Each year we have more citizens who qualify for Medicaid. Because of the ACA, we have the largest increase in the number of Medicaid recipients, quite possibly, ever in the history of Medicaid, except maybe during its inception.
Yet, the number of providers willing to accept Medicaid is not rising. “The average rate of acceptance among family physicians, dermatologists, cardiologists, orthopedic surgeons and obstetrician/gynecologists in all 15 markets surveyed was 45.7 percent last year, according to data gathered from nearly 1,400 medical offices last year.” “The 2014 survey showed a drop from 55.4 percent acceptance in 2009.” See 2014 Survey by Merritt Hawkins.
Here is the formula:
More Medicaid recipients + Higher administrative costs + Fewer providers accepting Medicaid = Catastrophe? Medicaid recipients not receiving the medically necessary services? The cost of administrating Medicaid takes away from medically necessary services to Medicaid recipients?

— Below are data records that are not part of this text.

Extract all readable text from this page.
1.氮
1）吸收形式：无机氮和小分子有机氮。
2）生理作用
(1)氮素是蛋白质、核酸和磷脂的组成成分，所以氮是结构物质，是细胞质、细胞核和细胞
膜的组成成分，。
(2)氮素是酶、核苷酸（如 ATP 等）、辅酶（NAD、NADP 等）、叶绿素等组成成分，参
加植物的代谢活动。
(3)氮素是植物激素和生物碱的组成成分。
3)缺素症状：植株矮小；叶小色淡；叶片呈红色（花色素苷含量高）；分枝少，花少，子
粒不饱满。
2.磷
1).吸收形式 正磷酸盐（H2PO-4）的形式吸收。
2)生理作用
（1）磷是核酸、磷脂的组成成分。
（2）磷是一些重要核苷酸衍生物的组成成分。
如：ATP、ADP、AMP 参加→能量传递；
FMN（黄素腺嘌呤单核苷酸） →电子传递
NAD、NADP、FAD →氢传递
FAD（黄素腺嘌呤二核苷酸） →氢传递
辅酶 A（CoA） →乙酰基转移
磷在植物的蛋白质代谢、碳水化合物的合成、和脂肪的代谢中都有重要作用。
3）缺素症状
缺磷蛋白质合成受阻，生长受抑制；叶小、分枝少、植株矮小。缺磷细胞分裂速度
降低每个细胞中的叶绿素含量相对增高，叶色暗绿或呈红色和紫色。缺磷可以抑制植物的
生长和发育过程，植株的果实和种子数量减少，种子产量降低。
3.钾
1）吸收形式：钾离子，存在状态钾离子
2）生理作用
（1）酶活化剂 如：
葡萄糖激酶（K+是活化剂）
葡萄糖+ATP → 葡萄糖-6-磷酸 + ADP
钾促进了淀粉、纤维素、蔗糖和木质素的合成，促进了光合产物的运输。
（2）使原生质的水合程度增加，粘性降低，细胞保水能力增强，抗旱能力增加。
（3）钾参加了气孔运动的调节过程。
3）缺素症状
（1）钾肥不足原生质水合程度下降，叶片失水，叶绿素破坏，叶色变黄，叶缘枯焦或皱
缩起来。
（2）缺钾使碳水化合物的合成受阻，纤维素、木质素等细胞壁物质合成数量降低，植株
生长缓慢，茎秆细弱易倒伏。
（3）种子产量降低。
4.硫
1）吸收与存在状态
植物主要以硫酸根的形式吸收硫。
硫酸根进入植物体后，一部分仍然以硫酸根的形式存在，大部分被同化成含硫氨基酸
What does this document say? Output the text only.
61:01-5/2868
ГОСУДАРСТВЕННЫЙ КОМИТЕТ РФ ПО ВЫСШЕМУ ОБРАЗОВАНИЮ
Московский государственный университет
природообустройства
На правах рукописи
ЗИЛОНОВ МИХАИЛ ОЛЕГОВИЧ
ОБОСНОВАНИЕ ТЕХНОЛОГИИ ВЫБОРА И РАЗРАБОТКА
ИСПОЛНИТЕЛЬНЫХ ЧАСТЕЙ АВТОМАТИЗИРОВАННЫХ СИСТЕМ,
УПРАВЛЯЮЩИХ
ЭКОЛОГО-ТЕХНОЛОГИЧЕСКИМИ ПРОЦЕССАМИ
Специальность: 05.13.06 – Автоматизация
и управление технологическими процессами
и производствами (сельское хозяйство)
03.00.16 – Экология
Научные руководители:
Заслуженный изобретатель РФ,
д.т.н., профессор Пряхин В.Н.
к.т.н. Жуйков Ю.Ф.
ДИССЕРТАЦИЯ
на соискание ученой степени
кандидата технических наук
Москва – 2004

Black and blue Medicaid budgets?
Here in NC, we have opted to not expand Medicaid. However, not expanding does not equal less Medicaid recipients (obviously it means less than had we expanded), but regardless of expansion, the number of Medicaid recipients increase every year. Just like our general population grows.
While NC has not expanded, NC has not cut Medicaid administrative costs. Instead, we are freezing reimbursement rates and allowing the MCOs to cut mental health services and terminate providers. Yet, our Medicaid population continues to grow, despite not expanding Medicaid. More and more providers are opting to not accept Medicaid.
“North Carolina spent over 6 percent of its total budget on administrative cost. In real dollars that means that the state is spending $180 million more than the average of our peer states.” Beth Wood.
“We exceeded the State Medicaid budget by hundreds of millions of dollars for at least three years running.”
So what will become of our Medicaid state budget? Will our budget get black and blue from unexpected bumps in the road? Do we have a sled that is too skinny and unpadded?
The worst fear is the fear of the unknown.